Pumpkin Sage Pasta
Serves: 4-6 | Prep time: 10 minutes | Cook time: 30 minutes
Recipe by Mariah Reil, MS, RD, LN
-1 lb lean, Reil Ranch grass-fed beef
-1/2 large onion, diced
-3 cloves garlic, minced
-1 tbsp chopped fresh sage leaves
-1 tbsp olive oil
-1 can pumpkin puree (NOT pumpkin pie filling!)
-1 lb penne shaped pasta (whole wheat, chickpea, or lentil pasta is preferable for a good source of fiber)
-1 cup low sodium beef broth
-1 cup whole milk (can also use half and half, skim milk, etc)
-1 and 1/2 tsp paprika
-1 tsp chili powder
-1 tsp black pepper
-1/2 tsp salt
-1/2 tsp dried sage
-1/2 tsp oregano
Optional: more fresh, chopped sage and shredded parmesan cheese for topping
- In a large pan, brown the beef. Drain any excess liquid.
- Next, add the olive oil, onion, garlic, and fresh sage. Sauté until the onion is transparent and soft.
- In a large pot, boil water and cook pasta. Drain and set aside.
- Once the onion is cooked through, add the pumpkin puree, spices, broth, and milk. Turn the heat to low medium and bring to a simmer. Let simmer for 5 minutes, stirring continuously.
- Add the pasta to the meat and sauce mixture. Stir to combine and continue to cook on low, stirring occasionally, for another 5 minutes.
- Pair with a serving of non-starchy vegetables, top with fresh chopped sage and shredded parmesan and enjoy!

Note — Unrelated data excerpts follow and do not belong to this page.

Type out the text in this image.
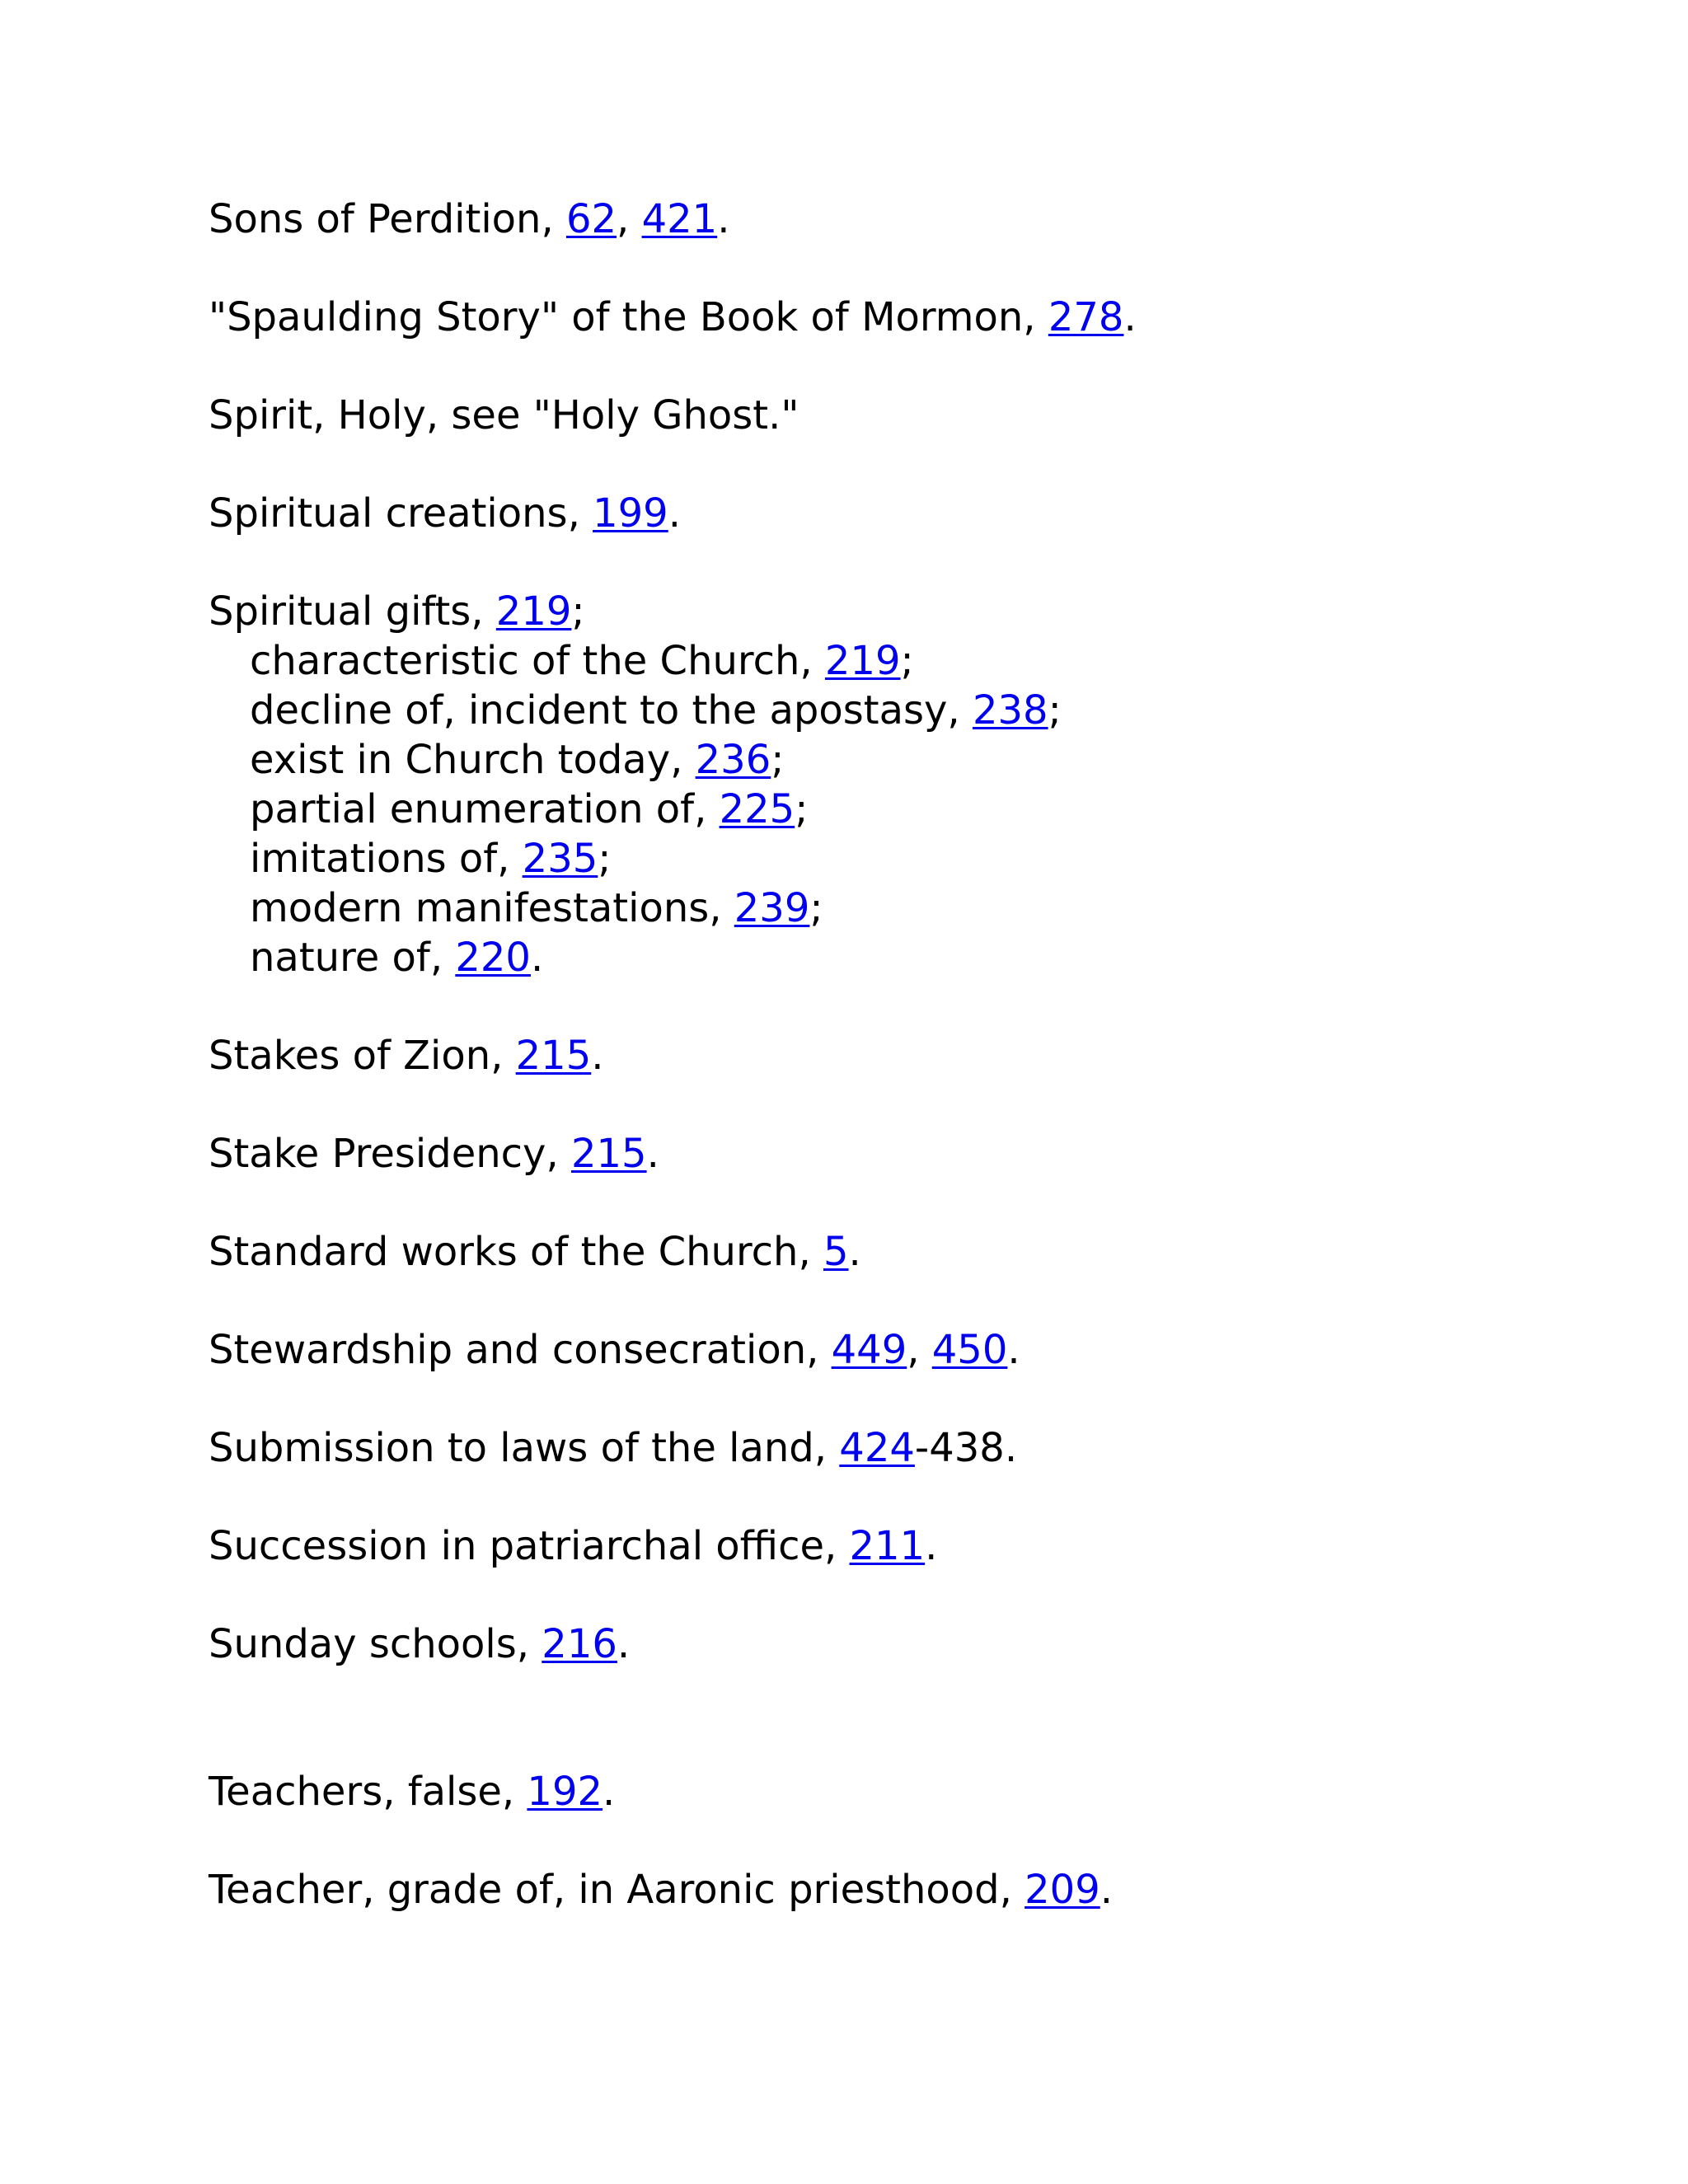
Sons of Perdition, 62, 421.
"Spaulding Story" of the Book of Mormon, 278.
Spirit, Holy, see "Holy Ghost."
Spiritual creations, 199.
Spiritual gifts, 219;
characteristic of the Church, 219;
decline of, incident to the apostasy, 238;
exist in Church today, 236;
partial enumeration of, 225;
imitations of, 235;
modern manifestations, 239;
nature of, 220.
Stakes of Zion, 215.
Stake Presidency, 215.
Standard works of the Church, 5.
Stewardship and consecration, 449, 450.
Submission to laws of the land, 424-438.
Succession in patriarchal office, 211.
Sunday schools, 216.
Teachers, false, 192.
Teacher, grade of, in Aaronic priesthood, 209.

Zinc is an important mineral that the body needs to support immune health, cell growth, wound healing, and breaking down carbohydrates for use in the body. Beef is an excellent source of zinc. Deficiency of zinc can lead to weakened immunity, poor wound healing, open sores/skin issues, and more. Consuming beef regularly can help you consume enough of this important nutrient! Choose grass-fed beef for an efficient way to consume essential minerals, like zinc.